Tadinya Melody tak mau berhenti. Mungkun saja orang itu memanggil nama Melin atau Amel. Ternyata benar namanya yang dipanggil.
Melody menghentikan langkah. Menoleh pada orang yang memanggilnya. "Kenapa?"
"Ikut gue yuk." Gitar memegang tangan Melody.
Melody terdiam, melirik tangannya yang dipegang oleh Gitar. Sepertinya cowok itu sekarang kebiasaan melakukan hal itu.
"Kemana?"
"Ruang Musik."
"Ngapain? Lagian sebentar lagi guru masuk, gue ada pelajaran seni budaya loh."
"Guru lo Pak Seno, kan?" tanya Gitar.
"Iya. Kenapa?"
"Gue tadi udah izin sama Pak Seno buat bawa lo ke ruang musik. Pak Seno setuju kok, lagian sekarang lo bagian dari Axellex juga."
Perkataan Gitar membuat Melody membulat. Segitu niatnya dia sampai meminta izin pada guru yang akan mengajar di kelasnya.
Tunggu. Tadi Gitar bilang Melody bagian dari Axellez? Sejak kapan?

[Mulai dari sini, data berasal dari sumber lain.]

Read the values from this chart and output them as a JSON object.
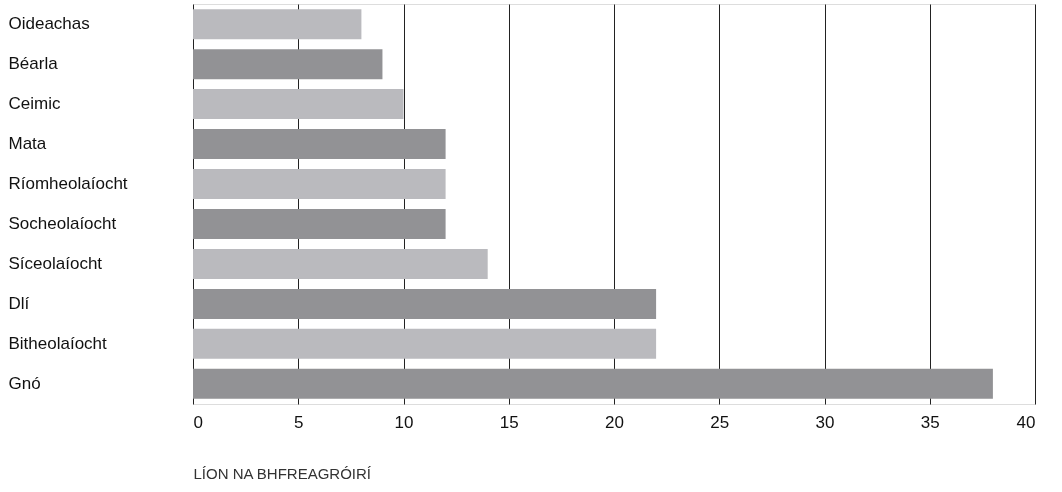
{
  "chart_data": {
    "type": "bar",
    "orientation": "horizontal",
    "xlabel": "LÍON NA BHFREAGRÓIRÍ",
    "categories": [
      "Oideachas",
      "Béarla",
      "Ceimic",
      "Mata",
      "Ríomheolaíocht",
      "Socheolaíocht",
      "Síceolaíocht",
      "Dlí",
      "Bitheolaíocht",
      "Gnó"
    ],
    "values": [
      8,
      9,
      10,
      12,
      12,
      12,
      14,
      22,
      22,
      38
    ],
    "colors": [
      "#bababe",
      "#929295",
      "#bababe",
      "#929295",
      "#bababe",
      "#929295",
      "#bababe",
      "#929295",
      "#bababe",
      "#929295"
    ],
    "xlim": [
      0,
      40
    ],
    "xticks": [
      0,
      5,
      10,
      15,
      20,
      25,
      30,
      35,
      40
    ],
    "grid": "x"
  }
}
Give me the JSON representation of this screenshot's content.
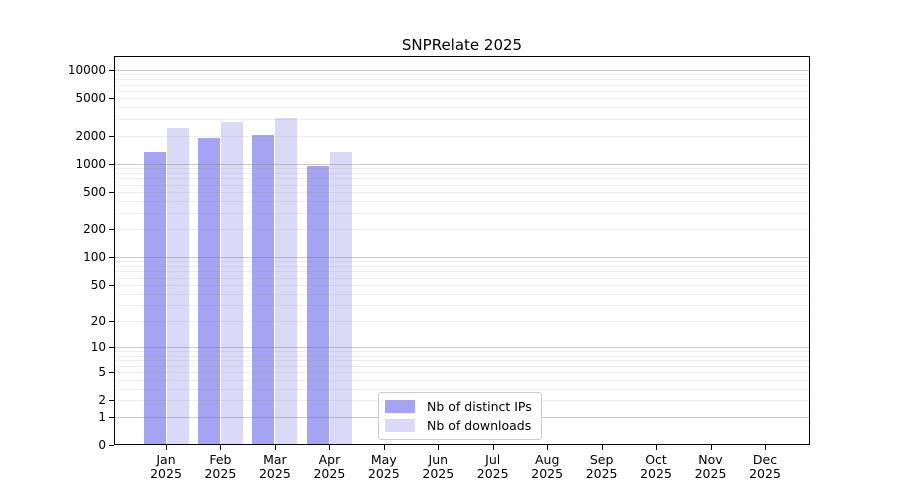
{
  "figure": {
    "background": "#ffffff"
  },
  "chart_data": {
    "type": "bar",
    "title": "SNPRelate 2025",
    "categories": [
      "Jan",
      "Feb",
      "Mar",
      "Apr",
      "May",
      "Jun",
      "Jul",
      "Aug",
      "Sep",
      "Oct",
      "Nov",
      "Dec"
    ],
    "year_label": "2025",
    "xlabel": "",
    "ylabel": "",
    "y_scale": "log10(value+1)",
    "ylim": [
      0,
      10000
    ],
    "y_ticks": [
      0,
      1,
      2,
      5,
      10,
      20,
      50,
      100,
      200,
      500,
      1000,
      2000,
      5000,
      10000
    ],
    "grid": "minor lines at 2-9 of each decade, darker lines at powers of 10, drawn over bars",
    "legend_position": "inside-bottom-center",
    "series": [
      {
        "name": "Nb of distinct IPs",
        "color": "#a4a4f2",
        "values": [
          1330,
          1880,
          2030,
          950,
          null,
          null,
          null,
          null,
          null,
          null,
          null,
          null
        ]
      },
      {
        "name": "Nb of downloads",
        "color": "#dadaf8",
        "values": [
          2400,
          2790,
          3080,
          1330,
          null,
          null,
          null,
          null,
          null,
          null,
          null,
          null
        ]
      }
    ]
  }
}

Melody saja tidak pernah setuju jika dia ikut bergabung di eskul band.
"Sejak kapan gue bagian dari Axellez?" Dari pada menyimpan sendiri, lebih baik dia menanyakan pikirannya pada Gitar.
"Sejak lo bantuin Axellez tahun lalu. Waktu lomba itu." Gitar tersenyum tipis.
"Kok bisa? Gak mau. Gue aja gak bisa main alat musik kok. Itu aja nyanyi karena gak sengaja nemu lirik lagu lo doang," jelas Melody. "Udah gitu aja, gak lebih. Gue gak tau apa-apa tentang musik."
"Gue tau, Mel. Lo punya keahlian tersembunyi. Gak mungkin, kan, lo bisa ngafalin lirik lagu cuma semalaman doang?" tanya Gitar.
Melody terdiam. Sebenarnya dia juga tidak tahu kenapa bisa melakukan itu padahal waktu kecil dia susah sekali dalam menghafal lagu. Melody berpikir, mungkin saja bakat ini menurun dari kakaknya.
"Lo itu hebat, Mel."
Melody menatap mata Gitar cukup lama. Ada ketulusan yang terlihat di sana. Baru pertama kali orang asing memuji bakatnya seperti itu. Bakat yang selam ini dia tutup-tutupi.
🍁🍁🍁
"Mbak, ini uangnya."
Willona membayar dua mangkok bakso dan es teh manis yang sudah dia habiskan.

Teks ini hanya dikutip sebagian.